Now that the Audio Academy is just getting under way, I’m happy to report that my initial enthusiasm was well-placed. I’m writing this at the end of my third full day at the station and it was indeed a full day. Whether I was getting feedback on story ideas from the managing editor, sitting in on a mixing session with the audio engineer, learning speech tips from Crosscurrents host Hana Baba, answering phones for the fall membership campaign, or just bouncing questions off the newsroom staff, everyone I met was so incredibly welcoming and eager to share their experience with me, the new guy, despite the fact that they have deadlines to meet and stories to produce.
Over the course of the next year, I’m looking forward to developing the skills to report and produce my own stories. Though I’ve lived in the Bay Area for almost 16 years, I know that I, like everyone else, have my own blinders borne out of my own routines. Part of what makes KALW in general, and Crosscurrents specifically, so special is that it brings us into contact with people and stories that we might not meet in the course of our daily patterns. I plan to use this opportunity to expand my own notion of what it means to live in the Bay Area, and to bring listeners along for that ride.
While I was excited to find out about the existence of the Audio Academy last year, the truth is that I was not expecting to discover such a program. That’s because in most cities, and at most public radio stations, programs like this simply don’t exist. KALW is the rare exception. For that, I’m grateful to all of the station’s supporters who make the Audio Academy possible.

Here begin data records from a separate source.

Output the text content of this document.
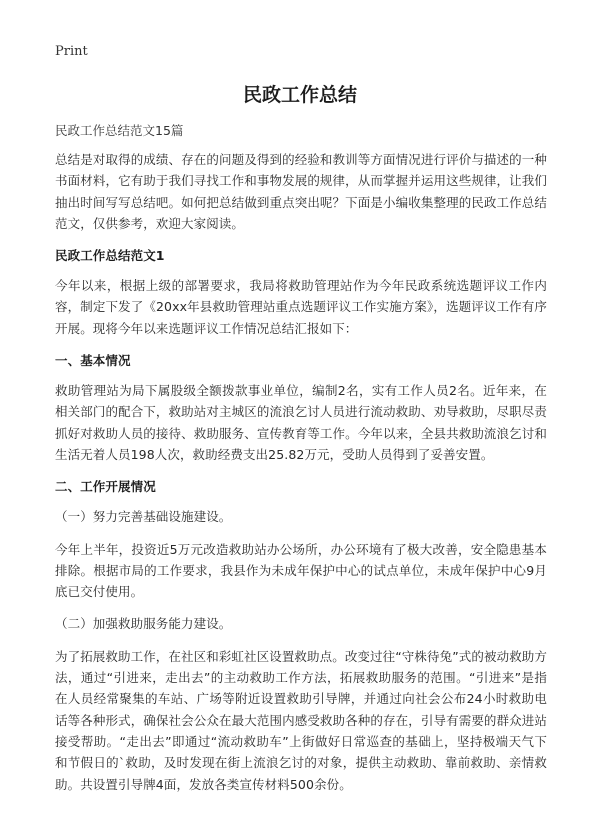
Print
民政工作总结
民政工作总结范文15篇

总结是对取得的成绩、存在的问题及得到的经验和教训等方面情况进行评价与描述的一种书面材料，它有助于我们寻找工作和事物发展的规律，从而掌握并运用这些规律，让我们抽出时间写写总结吧。如何把总结做到重点突出呢？下面是小编收集整理的民政工作总结范文，仅供参考，欢迎大家阅读。

民政工作总结范文1

今年以来，根据上级的部署要求，我局将救助管理站作为今年民政系统选题评议工作内容，制定下发了《20xx年县救助管理站重点选题评议工作实施方案》，选题评议工作有序开展。现将今年以来选题评议工作情况总结汇报如下：

一、基本情况

救助管理站为局下属股级全额拨款事业单位，编制2名，实有工作人员2名。近年来，在相关部门的配合下，救助站对主城区的流浪乞讨人员进行流动救助、劝导救助，尽职尽责抓好对救助人员的接待、救助服务、宣传教育等工作。今年以来，全县共救助流浪乞讨和生活无着人员198人次，救助经费支出25.82万元，受助人员得到了妥善安置。

二、工作开展情况

（一）努力完善基础设施建设。

今年上半年，投资近5万元改造救助站办公场所，办公环境有了极大改善，安全隐患基本排除。根据市局的工作要求，我县作为未成年保护中心的试点单位，未成年保护中心9月底已交付使用。

（二）加强救助服务能力建设。

为了拓展救助工作，在社区和彩虹社区设置救助点。改变过往“守株待兔”式的被动救助方法，通过“引进来，走出去”的主动救助工作方法，拓展救助服务的范围。“引进来”是指在人员经常聚集的车站、广场等附近设置救助引导牌，并通过向社会公布24小时救助电话等各种形式，确保社会公众在最大范围内感受救助各种的存在，引导有需要的群众进站接受帮助。“走出去”即通过“流动救助车”上街做好日常巡查的基础上，坚持极端天气下和节假日的`救助，及时发现在街上流浪乞讨的对象，提供主动救助、靠前救助、亲情救助。共设置引导牌4面，发放各类宣传材料500余份。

I’m also glad that I applied when I did. Yes, competition to get into this year’s Audio Academy was tough – over 50 people applied for just 10 spots. But when more people find out that a community-minded public radio station with eclectic programming and a tight-knit staff is offering free, high quality, and personalized training in radio journalism, I suspect that the applications will jump into the hundreds, and then the thousands. Here’s to getting in on the ground floor!
Who’s Raja Shah?
Raja Shah is a longtime Bay Area resident who has incorporated his love of a good story into work ranging from technology to education. At Google, he studied ways to better understand the world through data and co-led the effort to launch Google Trends. In Jerusalem, he taught Palestinian and Israeli high schoolers as part of the MEET (Middle East Education through Technology) program. He’s looking forward to developing his reporting and production skills at the Audio Academy this fall.